Eu sempre me recordo do Capitão Haddock, amigo do Tin-Tin: Flibusteiros! Bucaneiros! Marinheiros de água doce! O legal dos xingamentos dele é que têm a ver com a profissão dele, ou seja, ele resume o mundo ao trabalho dele e qualquer um que faça mal aquele trabalho ou atrapalhe seu trabalho é considerado um inimigo, um errado, um antagonista, e por isso as palavras para descrevê-los soam para ele como os piores xingamentos possíveis.

Pensando nisso concluí que o xingamento é uma coisa muito importante na vida de uma pessoa, pois expressa o que realmente somos lá no âmago do nosso ser. Quantas vezes não vi uma menininha fofinhas, de 18 aninhos, linda leve e loura em seu modelito Belvedere, em um acesso de raiva soltar os palavrões mais racistas, sexistas e fascistas possíveis. A maioria das pessoas, se ficar com raiva de uma pessoa preta, vai usar xingamentos como macaco, favelado, etc. Vai chamar uma mulher de burra, de gorda, e outras coisas do tipo, dependendo da pessoa ofendida no caso. É no ódio que se revela a real faceta do ser humano, e é no momento do acesso de fúria que sabemos quem é realmente uma pessoa.

Tudo muito bonito, mas até agora eu continuo sem um xingamento para mim.

Acho que a saída vai ser usar o barulho sem palavras. Estou pensando em comprar uma daquelas buzinas em spray, ou então um apito, que é mais portátil para andar na rua.

Mas sei lá. Não é a mesma coisa.

5 comentários:

Americano disse...

genial o texto! eu por exemplo nunca tinha parado pra pensar sobre os xingamentos do Capitão Haddock. Faz todo sentido.

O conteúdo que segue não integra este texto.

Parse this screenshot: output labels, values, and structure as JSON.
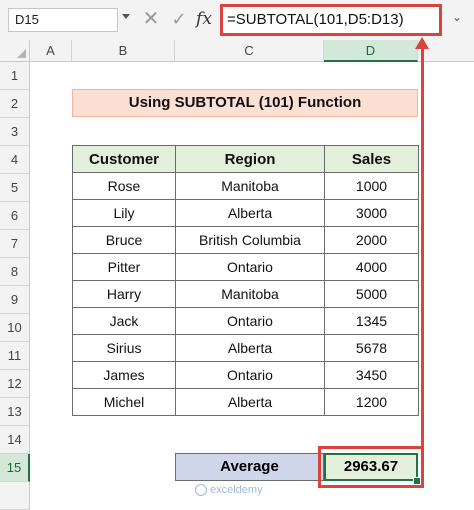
{
  "formula_bar": {
    "name_box": "D15",
    "fx_label": "fx",
    "formula": "=SUBTOTAL(101,D5:D13)"
  },
  "columns": [
    "A",
    "B",
    "C",
    "D"
  ],
  "rows": [
    "1",
    "2",
    "3",
    "4",
    "5",
    "6",
    "7",
    "8",
    "9",
    "10",
    "11",
    "12",
    "13",
    "14",
    "15"
  ],
  "title": "Using SUBTOTAL (101)  Function",
  "table": {
    "headers": [
      "Customer",
      "Region",
      "Sales"
    ],
    "rows": [
      [
        "Rose",
        "Manitoba",
        "1000"
      ],
      [
        "Lily",
        "Alberta",
        "3000"
      ],
      [
        "Bruce",
        "British Columbia",
        "2000"
      ],
      [
        "Pitter",
        "Ontario",
        "4000"
      ],
      [
        "Harry",
        "Manitoba",
        "5000"
      ],
      [
        "Jack",
        "Ontario",
        "1345"
      ],
      [
        "Sirius",
        "Alberta",
        "5678"
      ],
      [
        "James",
        "Ontario",
        "3450"
      ],
      [
        "Michel",
        "Alberta",
        "1200"
      ]
    ]
  },
  "average": {
    "label": "Average",
    "value": "2963.67"
  },
  "watermark": "exceldemy",
  "colors": {
    "highlight_red": "#d9443f",
    "header_green": "#e2efda",
    "title_peach": "#fce0d3",
    "average_blue": "#cfd6ea",
    "excel_green": "#217346"
  }
}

agora, a nível de ofensa ofensiva, nenhum xingamento supera oligofrênico. É quase a mesma coisa de burro, com a vantagem de não ofender o simpático animal comparando-o com seres humanos com qi de dois dígitos. além de tudo soa bacaninha também.

Alexandre Nix disse...

Pulha!

Fritélix disse...

Use palavras finas:
Pacóvio
Parvo
Patal
Biltre
Boçal
Energúmeno
Uma vez fiz uma lista para ofender elogiando! Ahe seu pacóvio!
E o sujeito ria, se achando!
Abç,
Fidel

letícia disse...

sempre penso nisso e optei por "meu cu", que é um termo curto, forte e sonoro (tem dois us! =). além disso, não é uma ofensa, nem faz referência a outrem. eu digo "meu cu" e a violência contida na frase evola-se. é quase um exercício zen. uma beleza.

bj!

nice lopes disse...

um bom xingamento é aquele que ofende a pessoa no que ela considera ter de mais valioso...uma vez xinguei um cara na faculdade de "pseudo-intelectual", meu Deus! ele quase me bateu, rs! se eu o tivesse xingado de "baitola", "burro" ou "flha da p*" ele não teria se ofendido tanto, rs..."analfabeto" pra quem se acha muito letrado funciona bem, as pessoas ficam verdes de raiva..."medíocre" é o meu preferido, quase ninguém entende mas se ofende bem...seus textos sempre muito bons, hein, Poeira?! Besos!